The initial flagship projects were aligned with existing disease-specific national research programs. Subsequent projects were selected via a competitive approach and independent assessment on the basis of criteria including the expected clinical and economic impact of genomic testing in the chosen cohort, project feasibility, implementation capacity, and the promotion and leveraging of national collaboration. Where feasible, a hybrid implementation-effectiveness study design has been adopted, whereby the implementation of genomic testing is studied simultaneously with the investigation of the outcomes of testing.⁴^,⁶

National patient recruitment ensures that clinical, diagnostic, and research pathways are developed within state-specific infrastructures. However, it also highlights some of the difficulties inherent in building a national approach in the Australian context. For example, the ethics and governance approval process across 32 recruitment sites in every Australian state and territory (HREC/16/MH/251) took three years at a cost of >AUD$1M (USD$0.7M) (unpublished data). Now that this is in place, the rollout of additional flagships is much more efficient, taking only three months from the submission of an ethics amendment to the first participant recruitment. Similarly, applying for and accessing both federal and individual state-based health datasets for evaluation purposes requires significant investment.

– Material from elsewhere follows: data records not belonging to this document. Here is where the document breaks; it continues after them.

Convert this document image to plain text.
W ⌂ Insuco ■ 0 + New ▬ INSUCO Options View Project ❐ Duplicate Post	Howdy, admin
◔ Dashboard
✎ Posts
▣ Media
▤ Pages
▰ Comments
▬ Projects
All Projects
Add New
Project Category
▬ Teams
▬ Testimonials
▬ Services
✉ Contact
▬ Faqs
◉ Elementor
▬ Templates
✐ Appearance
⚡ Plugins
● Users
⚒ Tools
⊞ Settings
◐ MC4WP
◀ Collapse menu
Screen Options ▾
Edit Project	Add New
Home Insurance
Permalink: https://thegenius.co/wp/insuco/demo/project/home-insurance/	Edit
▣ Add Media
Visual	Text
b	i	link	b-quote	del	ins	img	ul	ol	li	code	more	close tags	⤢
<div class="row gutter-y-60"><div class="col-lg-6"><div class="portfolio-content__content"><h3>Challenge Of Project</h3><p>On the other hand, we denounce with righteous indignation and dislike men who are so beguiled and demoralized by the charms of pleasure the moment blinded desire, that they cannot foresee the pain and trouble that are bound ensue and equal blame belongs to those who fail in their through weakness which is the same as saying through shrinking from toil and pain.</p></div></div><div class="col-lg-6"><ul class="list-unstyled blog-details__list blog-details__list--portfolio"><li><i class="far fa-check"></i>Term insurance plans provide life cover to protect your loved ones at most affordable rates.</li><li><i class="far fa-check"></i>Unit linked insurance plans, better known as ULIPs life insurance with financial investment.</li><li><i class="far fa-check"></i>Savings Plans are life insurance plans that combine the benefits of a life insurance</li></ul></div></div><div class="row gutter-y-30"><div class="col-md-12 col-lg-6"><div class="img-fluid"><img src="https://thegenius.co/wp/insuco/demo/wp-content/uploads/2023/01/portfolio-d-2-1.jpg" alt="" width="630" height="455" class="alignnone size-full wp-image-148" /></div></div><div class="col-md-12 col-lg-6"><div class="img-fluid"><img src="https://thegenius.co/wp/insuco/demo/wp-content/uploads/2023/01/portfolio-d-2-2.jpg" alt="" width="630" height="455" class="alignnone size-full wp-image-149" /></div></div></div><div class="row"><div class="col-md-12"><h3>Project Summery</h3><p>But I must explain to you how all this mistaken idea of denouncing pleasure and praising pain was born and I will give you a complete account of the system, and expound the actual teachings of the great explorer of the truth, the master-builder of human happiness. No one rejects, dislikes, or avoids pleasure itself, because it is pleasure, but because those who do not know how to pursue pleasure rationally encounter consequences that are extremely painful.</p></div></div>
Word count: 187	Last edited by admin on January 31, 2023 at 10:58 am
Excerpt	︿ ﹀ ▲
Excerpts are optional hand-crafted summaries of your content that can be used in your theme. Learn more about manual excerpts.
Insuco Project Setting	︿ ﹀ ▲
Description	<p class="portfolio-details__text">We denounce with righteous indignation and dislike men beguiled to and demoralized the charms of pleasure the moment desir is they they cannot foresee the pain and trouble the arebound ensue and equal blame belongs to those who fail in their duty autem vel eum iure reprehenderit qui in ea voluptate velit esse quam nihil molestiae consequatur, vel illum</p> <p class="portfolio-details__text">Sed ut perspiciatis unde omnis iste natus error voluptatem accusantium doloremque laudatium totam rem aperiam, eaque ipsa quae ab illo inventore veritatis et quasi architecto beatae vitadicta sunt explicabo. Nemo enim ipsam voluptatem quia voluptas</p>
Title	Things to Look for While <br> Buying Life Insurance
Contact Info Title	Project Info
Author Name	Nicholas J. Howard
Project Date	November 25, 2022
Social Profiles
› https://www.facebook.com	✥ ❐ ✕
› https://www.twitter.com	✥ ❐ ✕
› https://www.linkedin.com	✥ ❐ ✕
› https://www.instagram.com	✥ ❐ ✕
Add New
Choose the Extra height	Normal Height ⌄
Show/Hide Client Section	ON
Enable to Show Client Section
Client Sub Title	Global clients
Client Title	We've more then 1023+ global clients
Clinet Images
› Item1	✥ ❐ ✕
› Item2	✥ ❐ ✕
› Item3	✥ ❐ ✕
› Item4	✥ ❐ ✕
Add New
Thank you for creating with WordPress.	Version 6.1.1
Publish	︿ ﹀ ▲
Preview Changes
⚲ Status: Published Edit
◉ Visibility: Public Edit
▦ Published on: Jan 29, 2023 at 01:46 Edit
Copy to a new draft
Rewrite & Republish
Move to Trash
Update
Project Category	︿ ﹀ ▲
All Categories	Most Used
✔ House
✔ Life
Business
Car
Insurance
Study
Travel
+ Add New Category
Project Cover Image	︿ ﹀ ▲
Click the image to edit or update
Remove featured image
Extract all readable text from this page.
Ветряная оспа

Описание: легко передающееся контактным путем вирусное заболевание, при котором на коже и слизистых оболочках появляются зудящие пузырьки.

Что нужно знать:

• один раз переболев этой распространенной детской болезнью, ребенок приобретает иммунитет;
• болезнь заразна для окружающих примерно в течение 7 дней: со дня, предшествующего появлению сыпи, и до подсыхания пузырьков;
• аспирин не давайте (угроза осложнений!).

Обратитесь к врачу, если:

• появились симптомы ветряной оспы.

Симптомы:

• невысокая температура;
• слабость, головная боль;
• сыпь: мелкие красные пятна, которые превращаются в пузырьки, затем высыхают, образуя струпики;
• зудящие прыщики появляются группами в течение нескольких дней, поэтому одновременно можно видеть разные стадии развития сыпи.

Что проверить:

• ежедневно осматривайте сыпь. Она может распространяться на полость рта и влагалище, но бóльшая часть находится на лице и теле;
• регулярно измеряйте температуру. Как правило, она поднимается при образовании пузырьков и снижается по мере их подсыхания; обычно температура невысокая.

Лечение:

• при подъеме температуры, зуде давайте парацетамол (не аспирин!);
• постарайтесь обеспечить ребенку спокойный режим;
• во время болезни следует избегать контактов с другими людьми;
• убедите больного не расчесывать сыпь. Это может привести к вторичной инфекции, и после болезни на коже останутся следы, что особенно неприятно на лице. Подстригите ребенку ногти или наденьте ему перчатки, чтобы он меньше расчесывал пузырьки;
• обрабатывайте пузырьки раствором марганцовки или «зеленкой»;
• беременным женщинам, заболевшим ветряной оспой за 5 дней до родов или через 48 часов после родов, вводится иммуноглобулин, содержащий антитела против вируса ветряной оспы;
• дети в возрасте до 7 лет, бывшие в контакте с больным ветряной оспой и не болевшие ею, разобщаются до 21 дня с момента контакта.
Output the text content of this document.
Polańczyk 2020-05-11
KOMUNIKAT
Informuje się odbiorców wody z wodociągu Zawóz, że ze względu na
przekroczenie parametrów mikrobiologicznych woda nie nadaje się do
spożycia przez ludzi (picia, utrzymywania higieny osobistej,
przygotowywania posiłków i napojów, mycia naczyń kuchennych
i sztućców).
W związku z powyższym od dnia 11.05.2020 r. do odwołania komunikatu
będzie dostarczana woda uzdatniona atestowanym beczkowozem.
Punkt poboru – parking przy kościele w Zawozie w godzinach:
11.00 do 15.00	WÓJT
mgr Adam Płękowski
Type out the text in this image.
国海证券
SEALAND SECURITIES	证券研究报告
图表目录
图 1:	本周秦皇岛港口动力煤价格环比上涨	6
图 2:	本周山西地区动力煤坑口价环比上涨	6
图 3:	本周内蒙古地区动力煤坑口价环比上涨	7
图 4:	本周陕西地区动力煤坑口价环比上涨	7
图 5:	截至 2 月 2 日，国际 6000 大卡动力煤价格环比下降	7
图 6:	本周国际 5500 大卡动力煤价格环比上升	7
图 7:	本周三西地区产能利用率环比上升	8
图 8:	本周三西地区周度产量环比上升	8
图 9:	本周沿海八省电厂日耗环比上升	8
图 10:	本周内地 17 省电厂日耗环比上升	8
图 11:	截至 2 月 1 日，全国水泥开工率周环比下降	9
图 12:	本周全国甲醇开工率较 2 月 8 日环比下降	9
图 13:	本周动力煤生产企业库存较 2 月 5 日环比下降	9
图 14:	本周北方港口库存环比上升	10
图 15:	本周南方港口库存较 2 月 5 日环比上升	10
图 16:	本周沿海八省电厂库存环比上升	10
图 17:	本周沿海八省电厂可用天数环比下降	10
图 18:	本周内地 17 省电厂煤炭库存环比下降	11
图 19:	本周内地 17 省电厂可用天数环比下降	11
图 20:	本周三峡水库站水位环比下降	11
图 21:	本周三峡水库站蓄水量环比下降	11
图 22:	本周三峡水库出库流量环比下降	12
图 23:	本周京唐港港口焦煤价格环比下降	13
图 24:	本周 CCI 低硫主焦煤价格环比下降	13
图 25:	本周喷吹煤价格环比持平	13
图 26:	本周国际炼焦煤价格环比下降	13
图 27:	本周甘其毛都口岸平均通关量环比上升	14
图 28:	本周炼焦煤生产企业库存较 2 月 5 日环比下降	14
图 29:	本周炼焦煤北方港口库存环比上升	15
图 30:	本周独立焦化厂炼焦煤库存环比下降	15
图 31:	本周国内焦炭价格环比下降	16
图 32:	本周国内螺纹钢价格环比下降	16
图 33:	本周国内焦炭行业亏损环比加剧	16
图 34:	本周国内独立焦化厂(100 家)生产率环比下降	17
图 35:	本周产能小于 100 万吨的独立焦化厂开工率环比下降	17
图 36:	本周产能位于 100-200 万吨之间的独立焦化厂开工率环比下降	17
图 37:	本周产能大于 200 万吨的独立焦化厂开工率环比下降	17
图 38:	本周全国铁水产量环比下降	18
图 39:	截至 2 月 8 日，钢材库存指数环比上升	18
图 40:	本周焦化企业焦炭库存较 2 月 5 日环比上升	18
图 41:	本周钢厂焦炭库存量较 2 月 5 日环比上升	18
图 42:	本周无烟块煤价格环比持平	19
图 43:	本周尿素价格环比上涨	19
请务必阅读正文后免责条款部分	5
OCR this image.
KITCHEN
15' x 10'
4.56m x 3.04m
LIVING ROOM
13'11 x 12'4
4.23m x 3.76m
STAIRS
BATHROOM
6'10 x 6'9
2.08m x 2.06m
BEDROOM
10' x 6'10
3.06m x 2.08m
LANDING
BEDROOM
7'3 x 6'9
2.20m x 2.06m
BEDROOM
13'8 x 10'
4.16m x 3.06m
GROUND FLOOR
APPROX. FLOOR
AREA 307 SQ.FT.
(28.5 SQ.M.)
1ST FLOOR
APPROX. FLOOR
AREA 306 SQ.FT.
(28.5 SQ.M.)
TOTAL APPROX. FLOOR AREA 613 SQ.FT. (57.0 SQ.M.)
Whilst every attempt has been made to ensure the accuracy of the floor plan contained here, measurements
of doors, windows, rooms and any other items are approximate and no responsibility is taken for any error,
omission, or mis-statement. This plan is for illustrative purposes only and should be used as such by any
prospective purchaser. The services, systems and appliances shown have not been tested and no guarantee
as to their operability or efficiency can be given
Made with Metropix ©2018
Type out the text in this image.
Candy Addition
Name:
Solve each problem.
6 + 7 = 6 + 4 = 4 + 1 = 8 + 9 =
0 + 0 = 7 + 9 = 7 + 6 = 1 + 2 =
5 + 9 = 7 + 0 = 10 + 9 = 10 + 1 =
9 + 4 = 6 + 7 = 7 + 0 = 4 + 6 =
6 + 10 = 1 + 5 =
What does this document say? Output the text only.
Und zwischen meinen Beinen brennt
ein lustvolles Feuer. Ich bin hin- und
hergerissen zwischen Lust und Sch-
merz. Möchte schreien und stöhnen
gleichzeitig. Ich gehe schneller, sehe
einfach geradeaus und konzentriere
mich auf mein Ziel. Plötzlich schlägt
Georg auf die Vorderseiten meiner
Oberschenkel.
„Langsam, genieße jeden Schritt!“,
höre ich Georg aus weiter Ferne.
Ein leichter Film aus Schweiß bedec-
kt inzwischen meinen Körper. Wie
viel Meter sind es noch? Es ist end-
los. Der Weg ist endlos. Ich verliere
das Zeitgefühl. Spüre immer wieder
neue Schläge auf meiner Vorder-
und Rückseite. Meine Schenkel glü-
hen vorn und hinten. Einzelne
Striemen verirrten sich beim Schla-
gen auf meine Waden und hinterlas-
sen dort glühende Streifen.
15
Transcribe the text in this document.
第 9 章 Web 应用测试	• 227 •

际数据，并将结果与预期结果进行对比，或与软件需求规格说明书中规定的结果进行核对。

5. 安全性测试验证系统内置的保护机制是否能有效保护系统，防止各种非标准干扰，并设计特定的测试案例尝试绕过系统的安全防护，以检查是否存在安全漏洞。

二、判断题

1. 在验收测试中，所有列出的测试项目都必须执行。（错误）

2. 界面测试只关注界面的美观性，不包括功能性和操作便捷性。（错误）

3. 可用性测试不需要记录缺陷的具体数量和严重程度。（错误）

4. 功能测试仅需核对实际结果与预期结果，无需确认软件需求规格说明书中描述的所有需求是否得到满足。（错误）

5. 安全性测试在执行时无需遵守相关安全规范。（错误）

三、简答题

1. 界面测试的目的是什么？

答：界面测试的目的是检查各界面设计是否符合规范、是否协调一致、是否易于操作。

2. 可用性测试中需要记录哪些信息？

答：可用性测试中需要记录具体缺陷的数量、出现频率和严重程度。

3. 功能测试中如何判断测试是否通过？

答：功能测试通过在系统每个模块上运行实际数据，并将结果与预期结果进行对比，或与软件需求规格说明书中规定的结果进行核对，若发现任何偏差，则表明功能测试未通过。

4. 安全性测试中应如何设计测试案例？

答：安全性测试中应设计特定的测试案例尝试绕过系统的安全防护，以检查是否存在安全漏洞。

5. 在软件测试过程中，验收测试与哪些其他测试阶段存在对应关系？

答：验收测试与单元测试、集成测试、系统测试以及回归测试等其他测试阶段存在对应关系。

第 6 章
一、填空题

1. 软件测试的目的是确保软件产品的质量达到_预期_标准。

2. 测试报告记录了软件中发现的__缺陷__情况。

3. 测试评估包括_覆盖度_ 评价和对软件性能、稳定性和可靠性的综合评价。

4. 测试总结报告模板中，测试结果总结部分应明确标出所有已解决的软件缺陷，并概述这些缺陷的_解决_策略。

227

The flagship projects are nationally coordinated and supported by a distributed network of Australian Genomics project officers and genetic counselors. Approximately one full-time equivalent genetic counselor is employed per 100 patients recruited/annum, simultaneously serving to build genomics capacity and capability in the Australian genetic counselor workforce. Patients are recruited prospectively through the 32 participating clinical services on the basis of defined patient selection criteria. By using consensus expert opinion, each flagship working group has developed a minimal optimal clinical dataset to be collected at enrolment to enable effective genomic data analysis. Data are captured in the centralized Australian Genomics study REDCap database,⁷ and this has been standardized through a REDCap plugin developed as part of the program. This accesses terminology value sets from the Australian Genomics Clinical Terminology Server. The terminology server supports SNOMED CT (Systematized Nomenclature of Medicine -- Clinical Terms),⁸ the Human Phenotype Ontology,⁹ and other related vocabularies such as Online Mendelian Inheritance in Man (OMIM). Sequencing modalities that are being compared between different flagships include whole-genome sequencing, whole-exome sequencing, mitochondrial genome sequencing, RNA sequencing, and large capture panels. The majority of rare disease testing uses a singleton (rather than a trio) approach to optimize resource use. Australian Genomics adopts a decentralized approach to clinical genomic testing; DNA extraction, sequencing, bioinformatics analysis, data interpretation, and reporting occur through participating state-based accredited diagnostic laboratories, reflecting the decentralized nature of our healthcare system. There is a high degree of integration between local clinical and laboratory teams during the process of data analysis and interpretation, and variant data from genomic tests are reviewed at multidisciplinary meetings prior to reporting. Clinical genomic reports are issued directly to requesting physicians, and diagnostic outcomes and the clinical utility of results are captured centrally. The consent process provides participants with the opportunity to store their data and participate in further research; this has been done with the intention of contributing enriched patient cohorts to gene discovery and striving to resolve diagnoses for more families in the future.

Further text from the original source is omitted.